D : Decision Process (Processus de décision)
Définition : comment la décision va-t-elle être prise ? Qui valide quoi, dans quel ordre, avec quel délai ?
Exemple concret : Un prospect nous dit « on décide en 2 semaines ». En réalité : démo, validation DG, comité de direction, validation DAF, bon de commande. Durée réelle : 8 semaines. Sans cartographier le processus de décision, le forecast est structurellement faux. On le voit sur 80 % des deals qu'on audite.

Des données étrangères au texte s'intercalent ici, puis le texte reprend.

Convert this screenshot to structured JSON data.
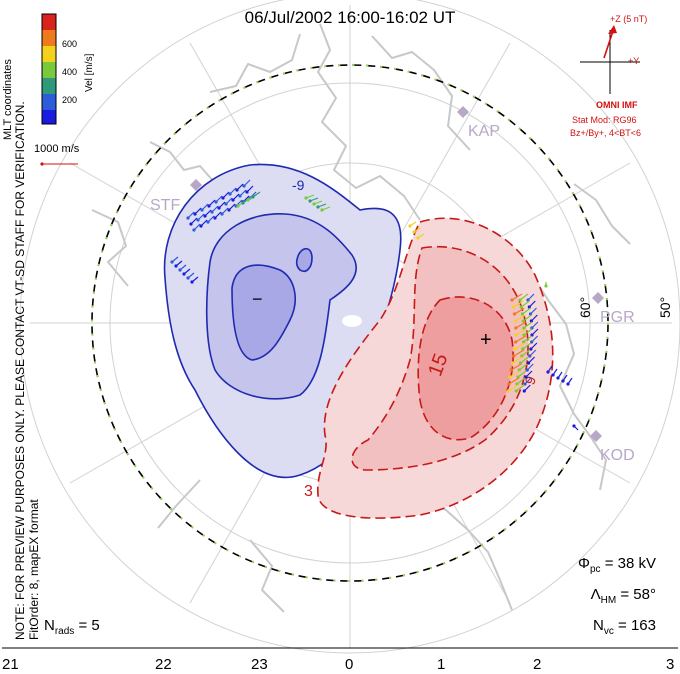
{
  "header": {
    "title": "06/Jul/2002 16:00-16:02 UT"
  },
  "side_notes": {
    "preview": "NOTE: FOR PREVIEW PURPOSES ONLY. PLEASE CONTACT VT-SD STAFF FOR VERIFICATION.",
    "fit": "FitOrder: 8, mapEX format",
    "coords": "MLT coordinates"
  },
  "legend": {
    "unit_label": "Vel [m/s]",
    "ticks": [
      "600",
      "400",
      "200"
    ],
    "colors": [
      "#d8241c",
      "#ef7a1e",
      "#f4d21b",
      "#7ac93c",
      "#2f9a7a",
      "#2c5cd8",
      "#1a1ae0"
    ],
    "ref_vector_label": "1000 m/s"
  },
  "imf": {
    "clock_label_z": "+Z (5 nT)",
    "clock_label_y": "+Y",
    "source": "OMNI IMF",
    "model": "Stat Mod: RG96",
    "condition": "Bz+/By+, 4<BT<6"
  },
  "stations": [
    "KAP",
    "STF",
    "PGR",
    "KOD"
  ],
  "latitude_labels": [
    "60°",
    "50°"
  ],
  "contours": {
    "dusk_center": "−",
    "dawn_center": "+",
    "dusk_label": "-9",
    "dawn_label_inner": "15",
    "dawn_label_mid": "9",
    "dawn_label_outer": "3"
  },
  "stats": {
    "phi_sym": "Φ",
    "phi_sub": "pc",
    "phi_value": "= 38 kV",
    "lambda_sym": "Λ",
    "lambda_sub": "HM",
    "lambda_value": "= 58°",
    "nvc_sym": "N",
    "nvc_sub": "vc",
    "nvc_value": "= 163",
    "nrads_sym": "N",
    "nrads_sub": "rads",
    "nrads_value": "= 5"
  },
  "mlt_axis": [
    "21",
    "22",
    "23",
    "0",
    "1",
    "2",
    "3"
  ],
  "colors": {
    "dusk_fill": "#dcdcf2",
    "dusk_fill_inner": "#c4c4ec",
    "dusk_fill_core": "#a8a8e6",
    "dusk_line": "#1f2ab0",
    "dawn_fill": "#f6d8d8",
    "dawn_fill_inner": "#f2c0c0",
    "dawn_fill_core": "#ee9e9e",
    "dawn_line": "#c81818",
    "coast": "#c8c8c8",
    "grid": "#d2d2d2",
    "hmb": "#000000",
    "station": "#b8a8c8"
  }
}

« Quelles sont les étapes entre aujourd'hui et la signature ? Qui doit valider à chaque étape ? »
Dans Pipedrive : champ « Prochaine étape décision » mis à jour à chaque interaction.
I : Identify Pain (Identifier la douleur)
Définition : quel est le problème réel, urgent et coûteux que le prospect veut résoudre ? Pas le problème qu'il croit avoir : le problème qu'on a identifié en découverte.
Exemple concret : Un prospect dit « on veut un meilleur CRM ». En découverte approfondie, on identifie que le vrai problème est « le directeur commercial passe 4 heures par semaine à consolider des Excel pour avoir une vue pipeline, et le forecast est faux à 40 % ». C'est la douleur réelle. C'est ce qu'on adresse dans la proposition. « Meilleur CRM » est un symptôme, pas une douleur.
« Qu'est-ce qui se passe si vous ne résolvez pas ce problème dans les 6 prochains mois ? »
Cette question force le prospect à quantifier le coût de l'inaction. C'est souvent là que le deal se débloque, ou qu'on comprend qu'il n'y a pas d'urgence réelle. Pour aller plus loin sur la phase de découverte, consultez notre guide sur les étapes de la vente B2B.
C : Champion (Champion interne)
Définition : qui, en interne chez le prospect, va défendre notre solution auprès du décideur financier ? Le champion n'est pas forcément le décideur : c'est celui qui a le plus à gagner si le projet réussit.
Exemple concret : Dans une PME de 30 personnes, le directeur commercial est notre champion : il veut un pipeline fiable pour ne plus passer ses lundis à consolider des Excel. Il va porter le projet en interne, convaincre le DG, et gérer les résistances de l'équipe. Sans lui, le projet n'avance pas. Avec lui, on a un relais interne qui fait une partie du travail de vente à notre place.
« Comment identifier le champion ? C'est celui qui répond vite à vos emails, qui vous donne des informations confidentielles sur le processus interne, et qui vous dit spontanément « je vais en parler à mon DG ». Ces trois signaux ensemble = champion confirmé. »
Dans Pipedrive : champ « Champion interne (nom + motivation) » obligatoire avant la proposition.